El repunte sostenido de la construcción en Colombia durante 2026 ha colocado a los maestros de obra en el centro de la actividad. Con proyectos de vivienda e infraestructura avanzando en ciudades y zonas rurales, su experiencia y liderazgo se han vuelto decisivos para asegurar calidad, plazos y cumplimiento técnico.
Ese auge, sin embargo, ha destapado una debilidad estructural: la falta de maestros de obra con la formación y la trayectoria necesarias. Empresas constructoras en distintas regiones reportan dificultades para encontrar perfiles capaces de liderar equipos y coordinar procesos, lo que ha intensificado la competencia por talento y, en algunos casos, ha impulsado al alza salarios y beneficios.

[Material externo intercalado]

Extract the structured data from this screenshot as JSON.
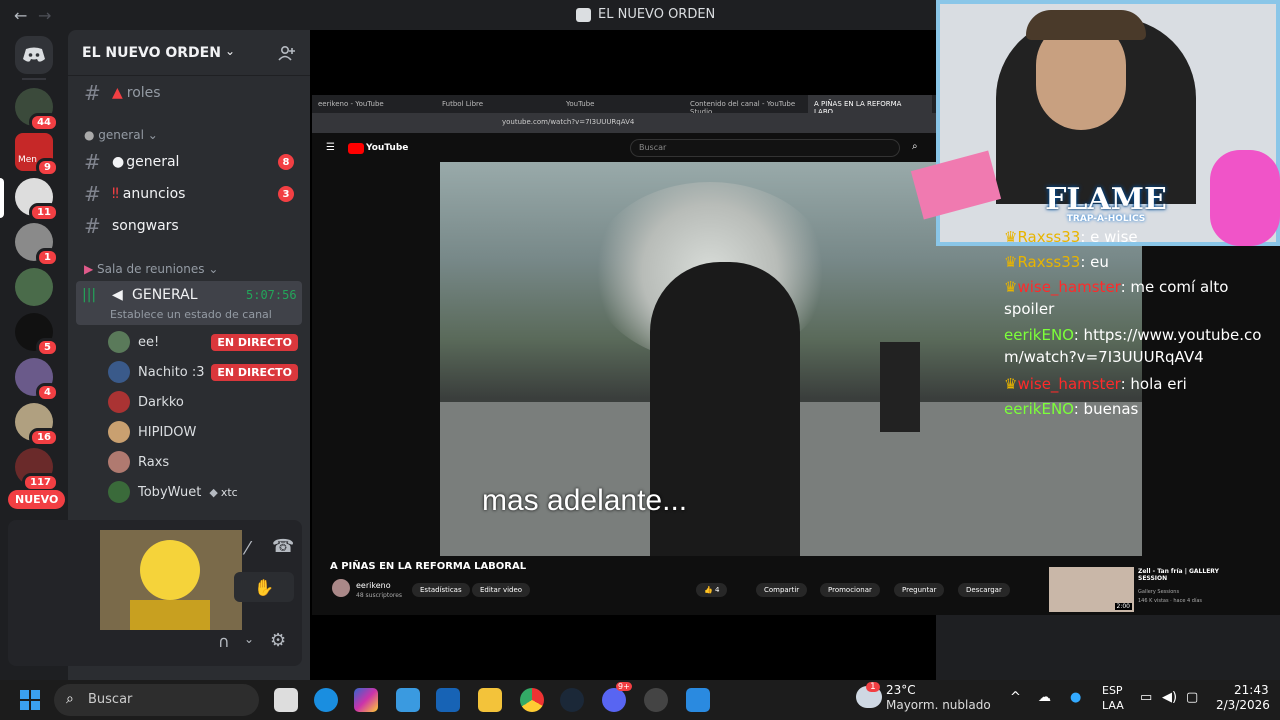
{
  "window": {
    "title": "EL NUEVO ORDEN",
    "back": "←",
    "forward": "→"
  },
  "servers": [
    {
      "badge": "44"
    },
    {
      "badge": "9",
      "label": "Men"
    },
    {
      "badge": "11"
    },
    {
      "badge": "1"
    },
    {
      "badge": ""
    },
    {
      "badge": "5"
    },
    {
      "badge": "4"
    },
    {
      "badge": "16"
    },
    {
      "badge": "117"
    }
  ],
  "new_label": "NUEVO",
  "guild": {
    "name": "EL NUEVO ORDEN",
    "chevron": "⌄"
  },
  "channels": {
    "roles": "roles",
    "cat_general": "general",
    "general": "general",
    "general_badge": "8",
    "anuncios": "anuncios",
    "anuncios_badge": "3",
    "songwars": "songwars",
    "cat_voice": "Sala de reuniones",
    "voice": "GENERAL",
    "voice_time": "5:07:56",
    "voice_status": "Establece un estado de canal"
  },
  "voice_users": [
    {
      "name": "ee!",
      "live": "EN DIRECTO"
    },
    {
      "name": "Nachito :3",
      "live": "EN DIRECTO"
    },
    {
      "name": "Darkko",
      "live": ""
    },
    {
      "name": "HIPIDOW",
      "live": ""
    },
    {
      "name": "Raxs",
      "live": ""
    },
    {
      "name": "TobyWuet",
      "live": "",
      "tag": "xtc"
    }
  ],
  "browser": {
    "tabs": [
      "eerikeno - YouTube",
      "Futbol Libre",
      "YouTube",
      "Contenido del canal - YouTube Studio",
      "A PIÑAS EN LA REFORMA LABO..."
    ],
    "url": "youtube.com/watch?v=7I3UUURqAV4",
    "search_placeholder": "Buscar",
    "logo": "YouTube",
    "subtitle": "mas adelante...",
    "video_title": "A PIÑAS EN LA REFORMA LABORAL",
    "channel": "eerikeno",
    "subs": "48 suscriptores",
    "btn_stats": "Estadísticas",
    "btn_edit": "Editar video",
    "likes": "4",
    "share": "Compartir",
    "promote": "Promocionar",
    "ask": "Preguntar",
    "download": "Descargar",
    "rec_title": "Zell - Tan fría | GALLERY SESSION",
    "rec_channel": "Gallery Sessions",
    "rec_meta": "146 K vistas · hace 4 días",
    "rec_duration": "2:00"
  },
  "overlay": {
    "brand": "FLAME",
    "sub": "TRAP-A-HOLICS"
  },
  "chat": [
    {
      "user": "Raxss33",
      "text": ": e wise",
      "color": "#e8b400"
    },
    {
      "user": "Raxss33",
      "text": ": eu",
      "color": "#e8b400"
    },
    {
      "user": "wise_hamster",
      "text": ": me comí alto spoiler",
      "color": "#ff2a2a"
    },
    {
      "user": "eerikENO",
      "text": ": https://www.youtube.com/watch?v=7I3UUURqAV4",
      "color": "#7cff3a"
    },
    {
      "user": "wise_hamster",
      "text": ": hola eri",
      "color": "#ff2a2a"
    },
    {
      "user": "eerikENO",
      "text": ": buenas",
      "color": "#7cff3a"
    }
  ],
  "taskbar": {
    "search": "Buscar",
    "weather_temp": "23°C",
    "weather_desc": "Mayorm. nublado",
    "weather_badge": "1",
    "lang1": "ESP",
    "lang2": "LAA",
    "time": "21:43",
    "date": "2/3/2026",
    "discord_badge": "9+"
  },
  "colors": {
    "accent": "#5865f2",
    "red": "#f23f43",
    "green": "#23a55a"
  }
}
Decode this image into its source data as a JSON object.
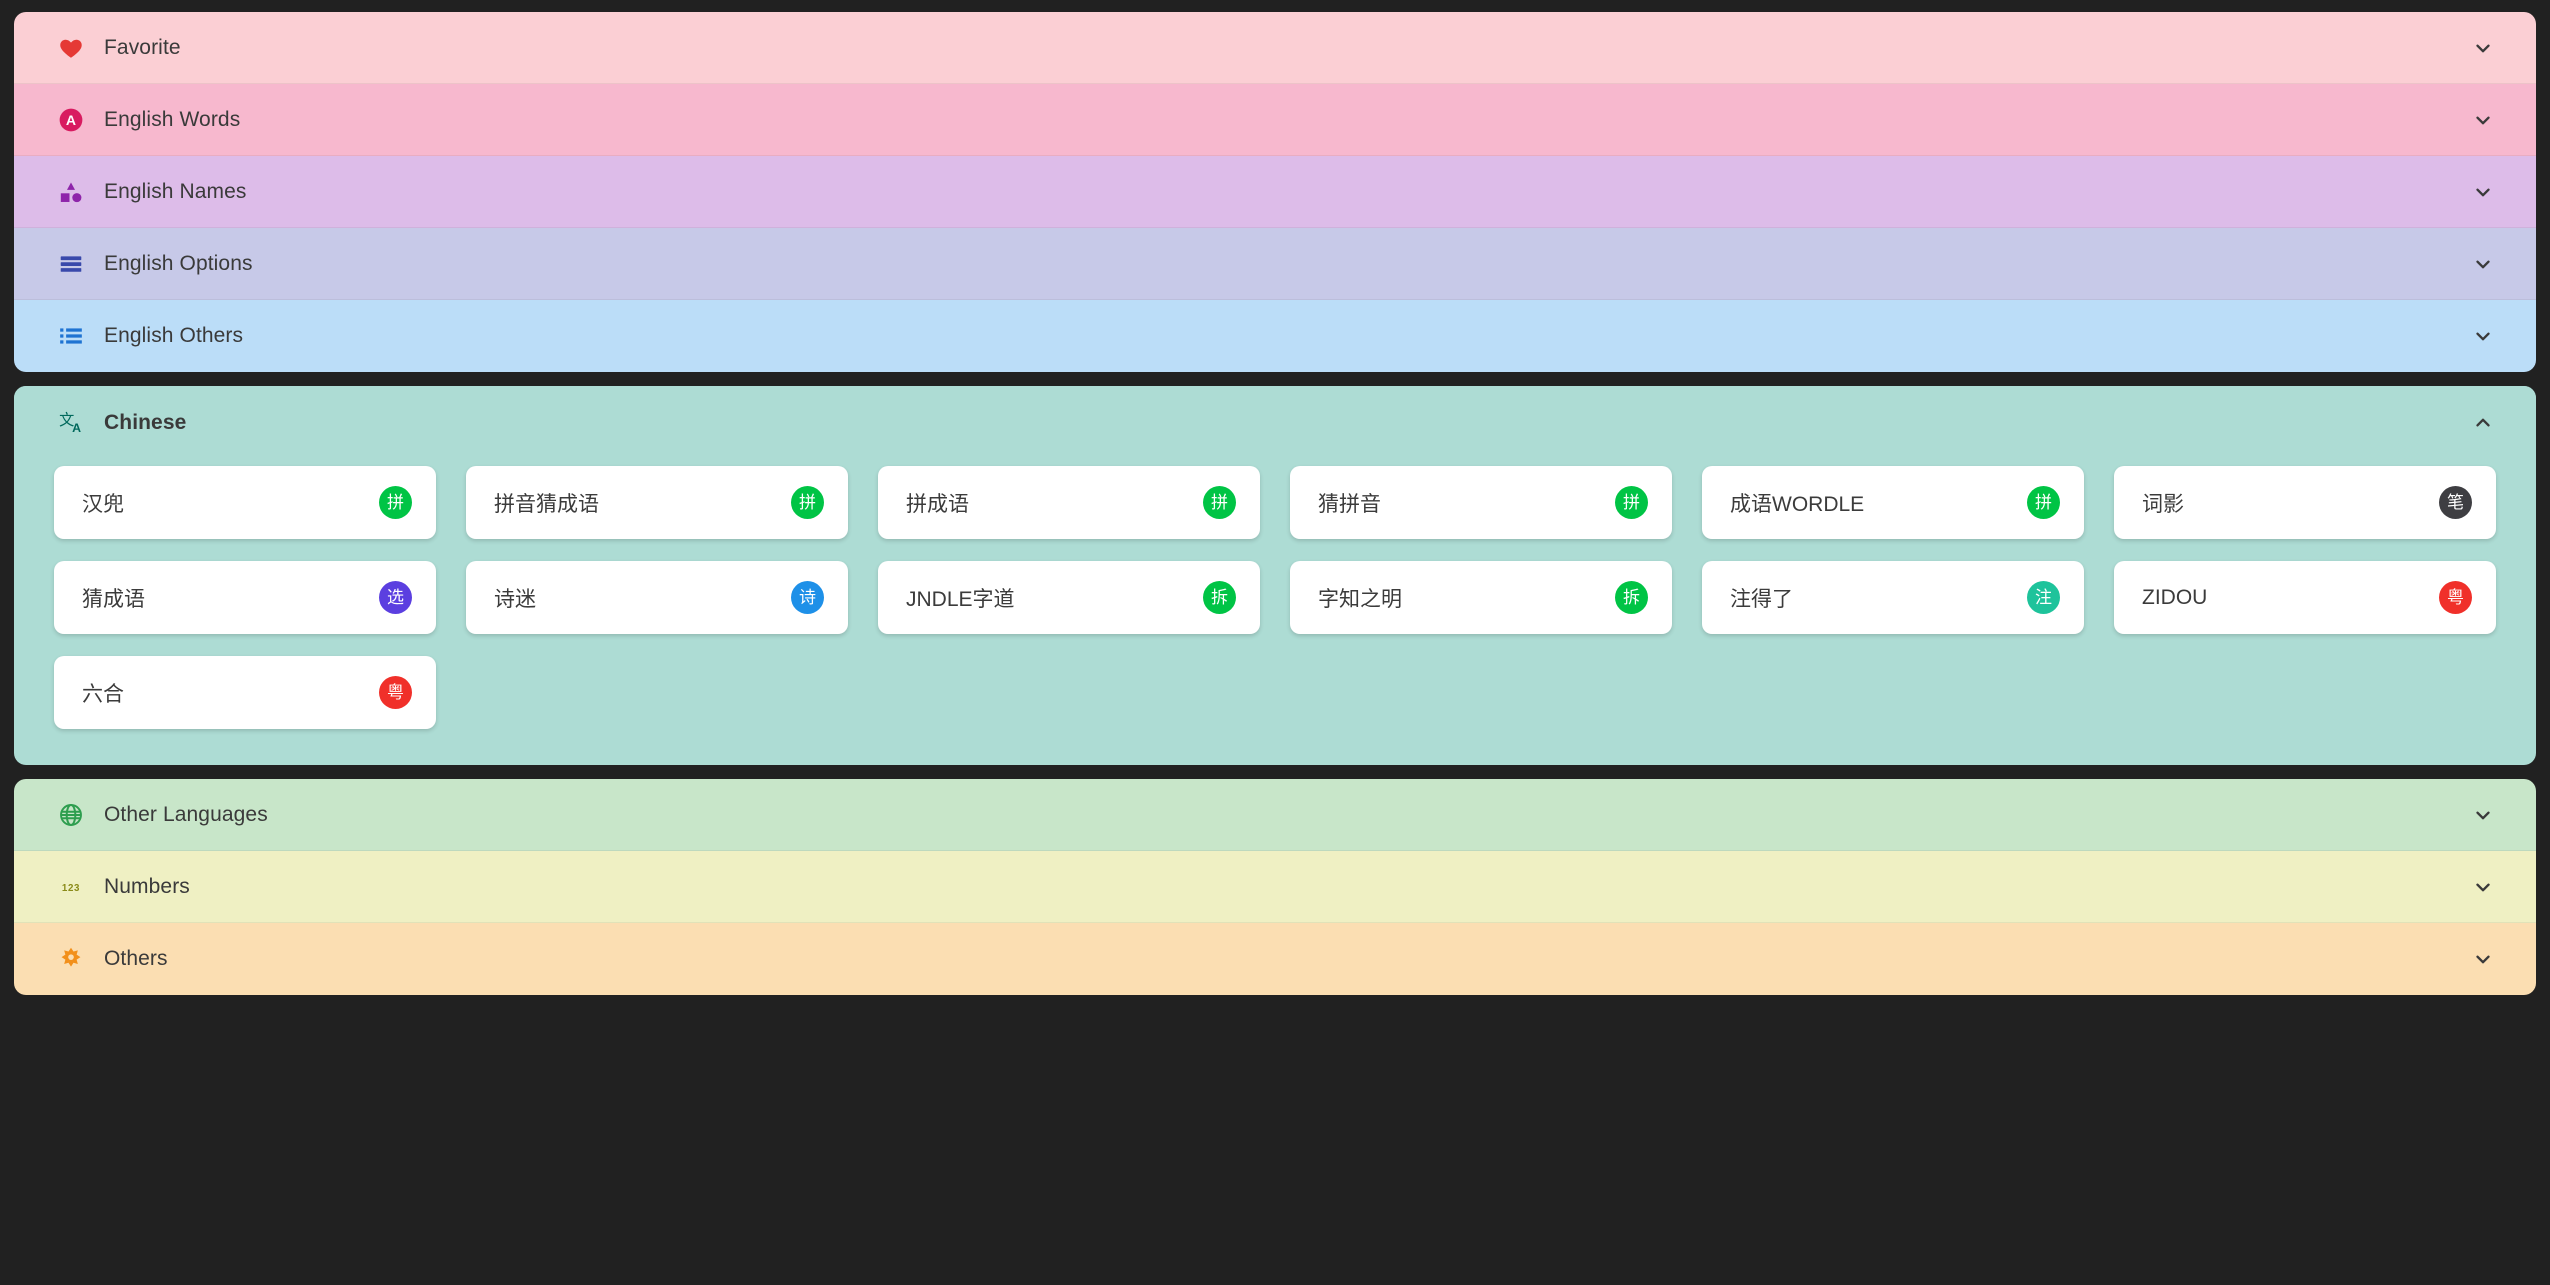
{
  "colors": {
    "page_background": "#212121",
    "favorite": "#fbcfd4",
    "english_words": "#f7b8ce",
    "english_names": "#ddbce9",
    "english_options": "#c7c9e8",
    "english_others": "#bbddf8",
    "chinese": "#addcd4",
    "other_languages": "#c8e6c9",
    "numbers": "#eff0c3",
    "others": "#fbdeb2",
    "card_background": "#ffffff",
    "text": "#3a3a3a"
  },
  "groups": [
    {
      "id": "group-top",
      "sections": [
        {
          "id": "favorite",
          "label": "Favorite",
          "icon": "heart-icon",
          "icon_color": "#e53935",
          "background": "#fbcfd4",
          "expanded": false,
          "chevron": "chevron-down-icon"
        },
        {
          "id": "english-words",
          "label": "English Words",
          "icon": "letter-a-icon",
          "icon_color": "#d81b60",
          "background": "#f7b8ce",
          "expanded": false,
          "chevron": "chevron-down-icon"
        },
        {
          "id": "english-names",
          "label": "English Names",
          "icon": "shapes-icon",
          "icon_color": "#8e24aa",
          "background": "#ddbce9",
          "expanded": false,
          "chevron": "chevron-down-icon"
        },
        {
          "id": "english-options",
          "label": "English Options",
          "icon": "bars-icon",
          "icon_color": "#3949ab",
          "background": "#c7c9e8",
          "expanded": false,
          "chevron": "chevron-down-icon"
        },
        {
          "id": "english-others",
          "label": "English Others",
          "icon": "list-icon",
          "icon_color": "#1e73d2",
          "background": "#bbddf8",
          "expanded": false,
          "chevron": "chevron-down-icon"
        }
      ]
    },
    {
      "id": "group-bottom",
      "sections": [
        {
          "id": "other-languages",
          "label": "Other Languages",
          "icon": "globe-icon",
          "icon_color": "#2e9e4f",
          "background": "#c8e6c9",
          "expanded": false,
          "chevron": "chevron-down-icon"
        },
        {
          "id": "numbers",
          "label": "Numbers",
          "icon": "one-two-three-icon",
          "icon_color": "#8a8b19",
          "background": "#eff0c3",
          "expanded": false,
          "chevron": "chevron-down-icon"
        },
        {
          "id": "others",
          "label": "Others",
          "icon": "gear-icon",
          "icon_color": "#f2901b",
          "background": "#fbdeb2",
          "expanded": false,
          "chevron": "chevron-down-icon"
        }
      ]
    }
  ],
  "chinese": {
    "id": "chinese",
    "label": "Chinese",
    "icon": "translate-icon",
    "icon_color": "#00695c",
    "background": "#addcd4",
    "expanded": true,
    "chevron": "chevron-up-icon",
    "cards": [
      {
        "title": "汉兜",
        "badge": "拼",
        "badge_color": "#00c445"
      },
      {
        "title": "拼音猜成语",
        "badge": "拼",
        "badge_color": "#00c445"
      },
      {
        "title": "拼成语",
        "badge": "拼",
        "badge_color": "#00c445"
      },
      {
        "title": "猜拼音",
        "badge": "拼",
        "badge_color": "#00c445"
      },
      {
        "title": "成语WORDLE",
        "badge": "拼",
        "badge_color": "#00c445"
      },
      {
        "title": "词影",
        "badge": "笔",
        "badge_color": "#3e3e42"
      },
      {
        "title": "猜成语",
        "badge": "选",
        "badge_color": "#5b3fe0"
      },
      {
        "title": "诗迷",
        "badge": "诗",
        "badge_color": "#1e90e8"
      },
      {
        "title": "JNDLE字道",
        "badge": "拆",
        "badge_color": "#00c445"
      },
      {
        "title": "字知之明",
        "badge": "拆",
        "badge_color": "#00c445"
      },
      {
        "title": "注得了",
        "badge": "注",
        "badge_color": "#1ec39b"
      },
      {
        "title": "ZIDOU",
        "badge": "粤",
        "badge_color": "#f0302a"
      },
      {
        "title": "六合",
        "badge": "粤",
        "badge_color": "#f0302a"
      }
    ]
  }
}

Pese a ello, la brecha persiste y obliga al sector a replantear estrategias de formación y atracción de trabajadores. En respuesta, entidades públicas y privadas han empezado a impulsar programas de capacitación técnica para cerrar el déficit y sostener el ritmo de ejecución.
La figura del maestro de obra va mucho más allá de lo operativo: supervisa integralmente la obra, coordina cuadrillas, interpreta planos y especificaciones, y actúa como enlace entre ingenieros, arquitectos y obreros. Desde esa posición, su trabajo repercute de forma directa en la calidad final.
La experiencia comprobada y las habilidades de liderazgo se han convertido en criterios prioritarios para las empresas. El oficio también está evolucionando. La incorporación de herramientas digitales, sistemas de gestión y metodologías más eficientes exige a estos profesionales adaptarse al uso de software especializado, maquinaria moderna y prácticas sostenibles.
En este contexto, la actualización constante resulta imprescindible, y cada vez más instituciones ofrecen certificaciones y formación continua para fortalecer capacidades técnicas. De cara a los próximos meses, el panorama es prometedor pero desafiante. La demanda de maestros de obra seguirá impulsada por proyectos de vivienda, renovación urbana e infraestructura.
Al mismo tiempo, el sector encara tareas pendientes: formalización laboral, mejoras en las condiciones de trabajo y atracción de nuevas generaciones. Si no se avanza en esos frentes, el déficit de talento podría convertirse en un freno para el crecimiento. El fortalecimiento de estos profesionales será determinante para sostener el desarrollo de la construcción en Colombia.